Cancer is caused by a DNA mutation in certain cells. Take the DNA from an unaffeted cell, and design a virus to take that DNA and incorporate it into the cancer cells.
DNA alteration:
You can literally change some of your own genetic properties (although there will be a big ethical discussion).
This can be good or very deadly…as you may well be able to imagine.
[quote]nephorm wrote:
boomerlu wrote:
Actually, that is not to say such robots wouldn’t be useful. Even if you create certain molecules at an energy deficit, it could be worth it such molecules were easier to work with, or if such robots constructed catalysts, etc…and didn’t actually carry out the gasoline-creation process by THEMSELVES.
Or if they were, say, powered by other natural processes (such as light) that would be too slow to use otherwise. That is, you can afford to wait for 50 years to make an oil field, if light is used to power some conversion process, at a loss. You probably can’t efficiently store the energy of the light directly and then harness it after the same 50 years.[/quote]
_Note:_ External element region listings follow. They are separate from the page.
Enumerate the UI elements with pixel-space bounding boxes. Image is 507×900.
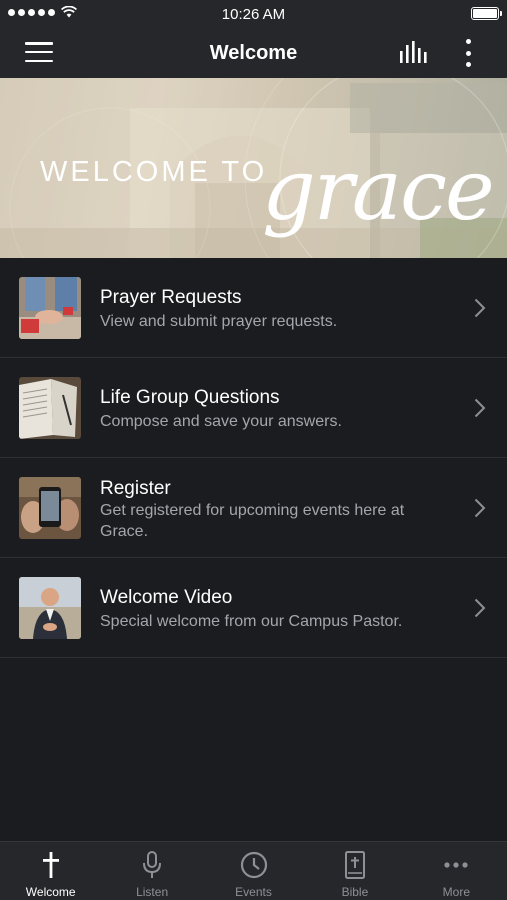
- item-subtitle: Compose and save your answers.: [100, 413, 342, 430]
- item-title: Life Group Questions: [100, 387, 280, 408]
- item-subtitle: Get registered for upcoming events here …: [100, 502, 405, 540]
- chevron-right-icon: [474, 398, 486, 418]
- signal-indicators: [8, 6, 77, 18]
- chevron-right-icon: [474, 298, 486, 318]
- tab-label: Welcome: [25, 885, 76, 899]
- tab-label: More: [442, 885, 470, 899]
- list-item-prayer-requests[interactable]: Prayer Requests View and submit prayer r…: [0, 258, 507, 358]
- battery-icon: [471, 7, 502, 20]
- more-options-icon[interactable]: [460, 39, 476, 67]
- tab-label: Events: [235, 885, 272, 899]
- wifi-icon: [61, 6, 77, 18]
- tab-label: Listen: [136, 885, 169, 899]
- chevron-right-icon: [474, 598, 486, 618]
- nav-bar: Welcome: [0, 28, 507, 78]
- tab-events[interactable]: Events: [203, 842, 304, 900]
- tab-listen[interactable]: Listen: [101, 842, 202, 900]
- register-thumbnail: [19, 477, 81, 539]
- cross-icon: [42, 852, 59, 878]
- menu-list: Prayer Requests View and submit prayer r…: [0, 258, 507, 658]
- menu-icon[interactable]: [25, 42, 53, 62]
- status-time: 10:26 AM: [221, 5, 286, 23]
- more-icon: [444, 862, 468, 868]
- tab-bible[interactable]: Bible: [304, 842, 405, 900]
- banner-welcome-text: WELCOME TO: [40, 156, 268, 188]
- item-title: Welcome Video: [100, 587, 233, 608]
- tab-bar: Welcome Listen Events Bible More: [0, 841, 507, 900]
- life-group-questions-thumbnail: [19, 377, 81, 439]
- clock-icon: [240, 851, 267, 879]
- item-subtitle: Special welcome from our Campus Pastor.: [100, 613, 403, 630]
- microphone-icon: [143, 851, 162, 878]
- signal-strength-icon: [8, 8, 55, 16]
- list-item-life-group-questions[interactable]: Life Group Questions Compose and save yo…: [0, 358, 507, 458]
- tab-label: Bible: [341, 885, 369, 899]
- prayer-requests-thumbnail: [19, 277, 81, 339]
- item-subtitle: View and submit prayer requests.: [100, 313, 338, 330]
- bible-icon: [344, 851, 365, 879]
- list-item-welcome-video[interactable]: Welcome Video Special welcome from our C…: [0, 558, 507, 658]
- item-title: Prayer Requests: [100, 287, 242, 308]
- welcome-banner[interactable]: WELCOME TO grace: [0, 78, 507, 258]
- item-title: Register: [100, 478, 171, 499]
- tab-more[interactable]: More: [406, 842, 507, 900]
- status-bar: 10:26 AM: [0, 0, 507, 28]
- list-item-register[interactable]: Register Get registered for upcoming eve…: [0, 458, 507, 558]
- tab-welcome[interactable]: Welcome: [0, 842, 101, 900]
- audio-bars-icon[interactable]: [398, 41, 430, 65]
- chevron-right-icon: [474, 498, 486, 518]
- welcome-video-thumbnail: [19, 577, 81, 639]
- page-title: Welcome: [209, 41, 298, 64]
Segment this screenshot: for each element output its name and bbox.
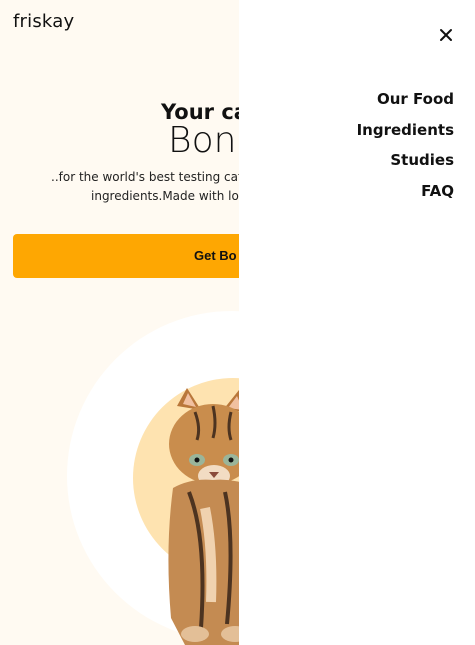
menu-item-our-food[interactable]: Our Food bbox=[357, 89, 454, 120]
cta-label: Get Bo bbox=[194, 248, 237, 263]
hero-description-line-1: ..for the world's best testing cat fo bbox=[51, 170, 259, 184]
main-navigation: Our Food Ingredients Studies FAQ bbox=[357, 89, 454, 211]
logo[interactable]: friskay bbox=[13, 11, 74, 32]
landing-page: friskay Your cat Bonk ..for the world's … bbox=[0, 0, 475, 645]
close-menu-button[interactable] bbox=[437, 27, 455, 45]
menu-item-ingredients[interactable]: Ingredients bbox=[357, 120, 454, 151]
menu-item-studies[interactable]: Studies bbox=[357, 150, 454, 181]
close-icon bbox=[439, 27, 453, 46]
menu-item-faq[interactable]: FAQ bbox=[357, 181, 454, 212]
hero-description-line-2: ingredients.Made with lov bbox=[91, 189, 246, 203]
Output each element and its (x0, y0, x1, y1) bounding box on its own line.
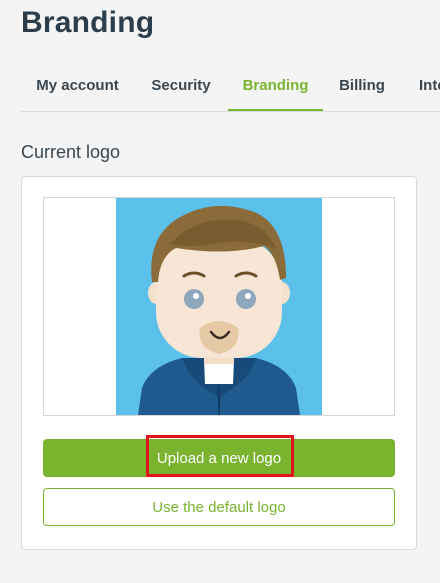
logo-preview (43, 197, 395, 416)
logo-card: Upload a new logo Use the default logo (21, 176, 417, 550)
page-title: Branding (21, 6, 155, 39)
avatar (116, 198, 322, 415)
tab-branding[interactable]: Branding (228, 68, 323, 111)
current-logo-label: Current logo (21, 142, 121, 162)
upload-logo-button[interactable]: Upload a new logo (43, 439, 395, 477)
tab-billing[interactable]: Billing (323, 68, 401, 109)
tab-security[interactable]: Security (134, 68, 228, 109)
tab-integrations[interactable]: Inte (401, 68, 440, 109)
tab-bar: My account Security Branding Billing Int… (21, 68, 440, 112)
tab-my-account[interactable]: My account (21, 68, 134, 109)
use-default-logo-button[interactable]: Use the default logo (43, 488, 395, 526)
avatar-illustration (138, 205, 300, 415)
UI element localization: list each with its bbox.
Yeah, this is the idea. Again the sun provides more than enough energy. Unfortunately, nearly ALL processes, including biological ones, are inefficient at making use of it. However you CAN store the energy of light directly and harness it after a period of time…it’s called a battery, haha.
The idea is more like:
direct solar energy at 10% efficiency
vs
solar powered nano-technology at 30% efficiency with respect to solar energy, and 50% efficiency with respect to materials, giving you like 15% overall
I’m not sure about the details, but I do know engineering and efficiency change dramatically when you compare such macroscopic and microscopic scales. It’s a basic fact that cells are small because it gives them a much better surface area to volume ratio for diffusion, so that would probably be a factor in having nano-scale engineering for energy.